Order of operations of exponents

[fatron]

I have here two examples of differentiation using the chain rule. They are both very similar except the end order of operations of the exponents and I'm very confused as to why.

f(x)=(5x-3x^2)^-1/2
f'(x)=(5-6x)/2(√(5x-3x^2))^3

f(x)=12(x+6)^-1/3
f'(x)=-4/^3√(1+6)^4

^3√ = ^-1/3 I wasn't sure how to write that properly.

In the top one we calculate the root first and then the power but the bottom one we do it the other way round and I can't see why. My understanding is that we always calculate the root first and then do the power?

I've tried to be clear but I may have fluffed it. Apologies if I've made a mistake. I have attached the workbook answers as a picture as well.

Thanks

 

[skeeter]

[math]x^{\frac{a}{b}} = \left(x^{a}\right)^{\frac{1}{b}} = \sqrt[b]{x^a}[/math]
or ...

[math]x^{\frac{a}{b}} = \left(x^{\frac{1}{b}}\right)^a = \left(\sqrt[b]{x}\right)^a[/math]

 

[JeffM]

I have here two examples of differentiation using the chain rule. They are both very similar except the end order of operations of the exponents and I'm very confused as to why.

f(x)=(5x-3x^2)^-1/2
f'(x)=(5-6x)/2(√(5x-3x^2))^3

f(x)=12(x+6)^-1/3
f'(x)=-4/^3√(1+6)^4

^3√ = ^-1/3 I wasn't sure how to write that properly.

In the top one we calculate the root first and then the power but the bottom one we do it the other way round and I can't see why. My understanding is that we always calculate the root first and then do the power?

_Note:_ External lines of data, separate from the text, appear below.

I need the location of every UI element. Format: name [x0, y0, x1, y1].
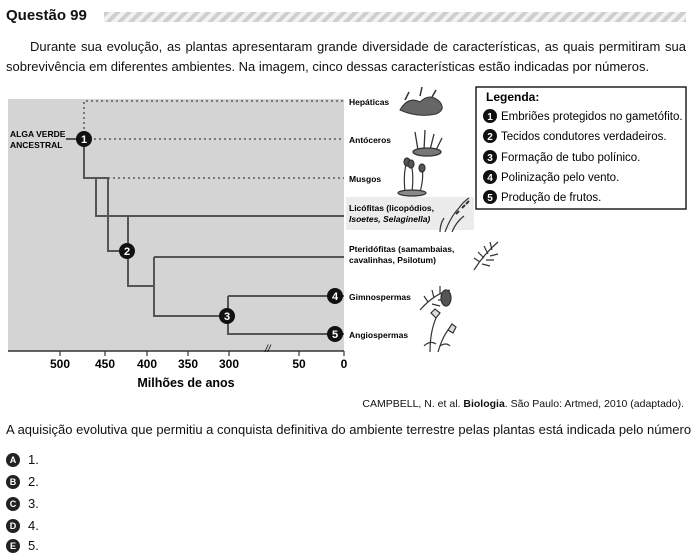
answer-option-b[interactable]: B 2.: [6, 474, 39, 489]
taxon-label-licofitas-line1: Licófitas (licopódios,: [349, 203, 434, 213]
branch-euphyllophytes: [127, 216, 154, 287]
axis-tick-50: 50: [292, 357, 306, 371]
svg-text:4: 4: [332, 291, 339, 303]
answer-option-e[interactable]: E 5.: [6, 538, 39, 553]
tree-background: [8, 99, 344, 351]
option-letter-badge: E: [6, 538, 20, 553]
svg-text:1: 1: [81, 134, 87, 146]
answer-option-c[interactable]: C 3.: [6, 496, 39, 511]
branch-vascular-stem: [96, 177, 128, 252]
svg-text:1: 1: [487, 112, 493, 123]
svg-text:4: 4: [487, 173, 493, 184]
taxon-label-gimnospermas: Gimnospermas: [349, 292, 411, 302]
legend-item-1: 1 Embriões protegidos no gametófito.: [483, 109, 683, 123]
svg-text:3: 3: [224, 311, 230, 323]
node-marker-5: 5: [327, 326, 343, 342]
angiosperma-plant-icon: [423, 308, 457, 353]
hepatica-plant-icon: [399, 86, 443, 116]
pteridofita-plant-icon: [473, 241, 499, 271]
svg-text:Polinização pelo vento.: Polinização pelo vento.: [501, 172, 619, 184]
intro-paragraph: Durante sua evolução, as plantas apresen…: [6, 39, 686, 74]
axis-tick-0: 0: [341, 357, 348, 371]
licofita-plant-icon: [439, 197, 470, 233]
axis-title: Milhões de anos: [137, 376, 234, 390]
option-text: 5.: [28, 538, 39, 553]
option-letter-badge: D: [6, 518, 20, 533]
option-text: 4.: [28, 518, 39, 533]
option-text: 2.: [28, 474, 39, 489]
node-marker-2: 2: [119, 243, 135, 259]
axis-tick-500: 500: [50, 357, 70, 371]
taxon-label-angiospermas: Angiospermas: [349, 330, 408, 340]
option-letter-badge: A: [6, 452, 20, 467]
svg-text:Tecidos condutores verdadeiros: Tecidos condutores verdadeiros.: [501, 131, 667, 143]
axis-tick-350: 350: [178, 357, 198, 371]
answer-option-a[interactable]: A 1.: [6, 452, 39, 467]
figure-citation: CAMPBELL, N. et al. Biologia. São Paulo:…: [362, 398, 684, 410]
ancestor-label-line2: ANCESTRAL: [10, 140, 62, 150]
taxon-label-pteridofitas-line2: cavalinhas, Psilotum): [349, 255, 436, 265]
legend-item-3: 3 Formação de tubo polínico.: [483, 150, 640, 164]
svg-text:2: 2: [124, 246, 130, 258]
svg-text:Formação de tubo polínico.: Formação de tubo polínico.: [501, 152, 640, 164]
time-axis: // 500 450 400 350 300 50 0 Milhões de a…: [8, 344, 348, 390]
option-letter-badge: C: [6, 496, 20, 511]
gimnosperma-plant-icon: [419, 286, 452, 311]
legend-item-2: 2 Tecidos condutores verdadeiros.: [483, 129, 667, 143]
option-text: 3.: [28, 496, 39, 511]
taxon-label-pteridofitas-line1: Pteridófitas (samambaias,: [349, 244, 454, 254]
musgo-plant-icon: [397, 157, 427, 197]
legend-item-4: 4 Polinização pelo vento.: [483, 170, 619, 184]
svg-text:Produção de frutos.: Produção de frutos.: [501, 192, 601, 204]
bryophyte-dotted-branches: [83, 100, 344, 179]
legend-item-5: 5 Produção de frutos.: [483, 190, 601, 204]
taxon-label-licofitas-line2: Isoetes, Selaginella): [349, 214, 430, 224]
option-text: 1.: [28, 452, 39, 467]
title-stripe-decoration: [104, 12, 686, 22]
branch-seed-plants: [153, 257, 228, 317]
option-letter-badge: B: [6, 474, 20, 489]
svg-text:3: 3: [487, 153, 493, 164]
svg-text:Embriões protegidos no gametóf: Embriões protegidos no gametófito.: [501, 111, 683, 123]
node-marker-3: 3: [219, 308, 235, 324]
branch-hepaticas: [83, 100, 344, 139]
antoceros-plant-icon: [412, 129, 443, 157]
phylogenetic-tree-figure: ALGA VERDE ANCESTRAL 1 2 3 4 5 Hepáticas…: [8, 86, 687, 390]
tree-solid-branches: [83, 139, 344, 335]
legend-title: Legenda:: [486, 90, 539, 104]
axis-break-mark: //: [264, 344, 272, 355]
node-marker-4: 4: [327, 288, 343, 304]
legend-box: Legenda: 1 Embriões protegidos no gametó…: [475, 86, 687, 210]
node-marker-1: 1: [76, 131, 92, 147]
taxon-label-hepaticas: Hepáticas: [349, 97, 389, 107]
question-title: Questão 99: [6, 7, 87, 24]
svg-text:5: 5: [332, 329, 338, 341]
answer-option-d[interactable]: D 4.: [6, 518, 39, 533]
taxon-label-antoceros: Antóceros: [349, 135, 391, 145]
svg-text:5: 5: [487, 193, 493, 204]
taxon-label-musgos: Musgos: [349, 174, 381, 184]
axis-tick-400: 400: [137, 357, 157, 371]
axis-tick-300: 300: [219, 357, 239, 371]
axis-tick-450: 450: [95, 357, 115, 371]
licofitas-label-background: [346, 197, 474, 230]
svg-text:2: 2: [487, 132, 493, 143]
ancestor-label-line1: ALGA VERDE: [10, 129, 66, 139]
question-stem: A aquisição evolutiva que permitiu a con…: [6, 422, 692, 437]
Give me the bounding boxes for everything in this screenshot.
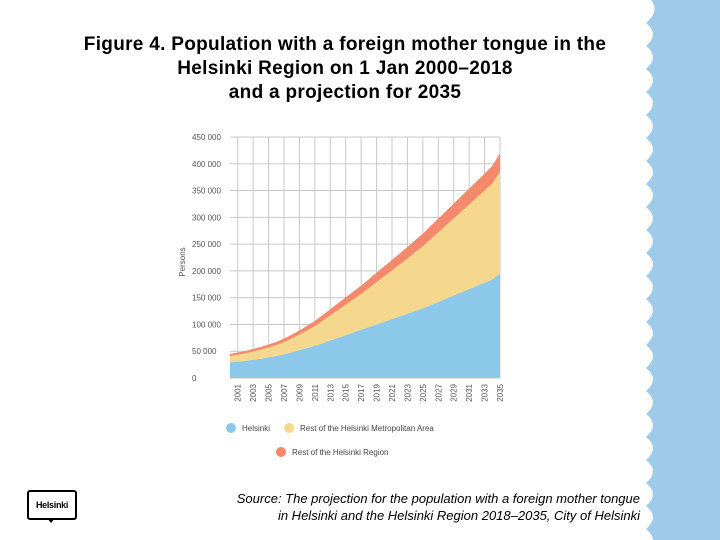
- x-tick-label: 2007: [280, 383, 289, 401]
- helsinki-logo: Helsinki: [27, 490, 77, 520]
- x-tick-label: 2015: [342, 383, 351, 401]
- x-tick-label: 2001: [234, 383, 243, 401]
- legend-item-rest-region: Rest of the Helsinki Region: [276, 447, 389, 457]
- legend-label-rest-metro: Rest of the Helsinki Metropolitan Area: [300, 423, 434, 433]
- title-line-2: Helsinki Region on 1 Jan 2000–2018: [177, 58, 513, 79]
- figure-title: Figure 4. Population with a foreign moth…: [40, 33, 650, 105]
- x-tick-label: 2019: [373, 383, 382, 401]
- area-rest-metro: [230, 171, 500, 363]
- y-axis-label: Persons: [178, 247, 187, 276]
- title-line-1: Figure 4. Population with a foreign moth…: [83, 34, 607, 55]
- legend-item-rest-metro: Rest of the Helsinki Metropolitan Area: [284, 423, 434, 433]
- y-tick-label: 350 000: [192, 187, 221, 196]
- x-tick-label: 2005: [265, 383, 274, 401]
- x-tick-label: 2003: [249, 383, 258, 401]
- logo-tail-icon: [47, 518, 55, 523]
- y-axis-ticks: 0 50 000 100 000 150 000 200 000 250 000 300 0…: [192, 133, 221, 383]
- x-tick-label: 2027: [434, 383, 443, 401]
- y-tick-label: 300 000: [192, 213, 221, 222]
- x-tick-label: 2035: [496, 383, 505, 401]
- y-tick-label: 150 000: [192, 294, 221, 303]
- x-axis-ticks: 2001 2003 2005 2007 2009 2011 2013 2015 2017 2019…: [234, 383, 505, 401]
- y-tick-label: 0: [192, 374, 197, 383]
- source-note: Source: The projection for the populatio…: [120, 490, 640, 524]
- x-tick-label: 2029: [450, 383, 459, 401]
- legend-item-helsinki: Helsinki: [226, 423, 270, 433]
- x-tick-label: 2009: [295, 383, 304, 401]
- x-tick-label: 2011: [311, 383, 320, 401]
- side-band-wavy-shape: [646, 0, 720, 540]
- area-helsinki: [230, 273, 500, 378]
- chart-areas: [230, 153, 500, 378]
- x-tick-label: 2021: [388, 383, 397, 401]
- legend-swatch-rest-metro: [284, 423, 294, 433]
- source-line-2: in Helsinki and the Helsinki Region 2018…: [277, 508, 640, 523]
- x-tick-label: 2033: [481, 383, 490, 401]
- y-tick-label: 50 000: [192, 347, 217, 356]
- source-line-1: Source: The projection for the populatio…: [236, 491, 640, 506]
- legend-swatch-helsinki: [226, 423, 236, 433]
- title-line-3: and a projection for 2035: [228, 82, 462, 103]
- x-tick-label: 2013: [326, 383, 335, 401]
- x-tick-label: 2031: [465, 383, 474, 401]
- y-tick-label: 200 000: [192, 267, 221, 276]
- legend-label-rest-region: Rest of the Helsinki Region: [292, 447, 389, 457]
- logo-text: Helsinki: [35, 500, 69, 510]
- y-tick-label: 100 000: [192, 320, 221, 329]
- x-tick-label: 2025: [419, 383, 428, 401]
- x-tick-label: 2023: [403, 383, 412, 401]
- legend-swatch-rest-region: [276, 447, 286, 457]
- x-tick-label: 2017: [357, 383, 366, 401]
- y-tick-label: 450 000: [192, 133, 221, 142]
- y-tick-label: 400 000: [192, 160, 221, 169]
- y-tick-label: 250 000: [192, 240, 221, 249]
- legend-label-helsinki: Helsinki: [242, 423, 271, 433]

I've tried to be clear but I may have fluffed it. Apologies if I've made a mistake. I have attached the workbook answers as a picture as well.

Thanks

[math]\text {Let } u = 5x - 3x^2 \implies \\ \text {both } \dfrac{du}{dx} = 5 - 6x\\ \text {and } y = (5x - 3x^2)^{-1/2} = u^{-1/2}.[/math]
[math]\therefore \dfrac{dy}{du} = - \dfrac{1}{2} * u^{\{(-1/2)-1\}} = -\dfrac{1}{2} * u^{-3/2} = - \dfrac{1}{2u^{3/2}} = - \dfrac{1}{2(\sqrt{u})^3} = -\dfrac{1}{2(\sqrt{5x - 3x^2})^3}.[/math]
[math]\text {Thus, by the chain rule, } \dfrac{dy}{dx} = \dfrac{dy}{du} * \dfrac{du}{dx} = - \dfrac{5 - 6x}{2(\sqrt{5x - 3x^2})^3}.[/math]
I do not see any issue of order of operations.

[math]\text {Let } v = x + 6 \implies \\ \text {both } \dfrac{dv}{dx} = 1 \\ \text {and } z = 12(x + 6)^{-1/3} = 12v^{-1/3}.[/math]
[math]\therefore \dfrac{dz}{dv} = - \dfrac{1}{3} * 12 * v^{\{(-1/3)-1\}} = - 4v^{-4/3} = \dfrac{-4}{(\sqrt[3]{v})^4} = \dfrac{-4}{(\sqrt[3]{x + 6})^4}.[/math]
[math]\text {Thus, by the chain rule, } \dfrac{dz}{dx} = \dfrac{dz}{dv} * \dfrac{dv}{dx} = \dfrac{-4}{(\sqrt[3]{x + 6})^4}.[/math]
Again, I see no issue involving order of operations. Please tell us exactly where you are confused.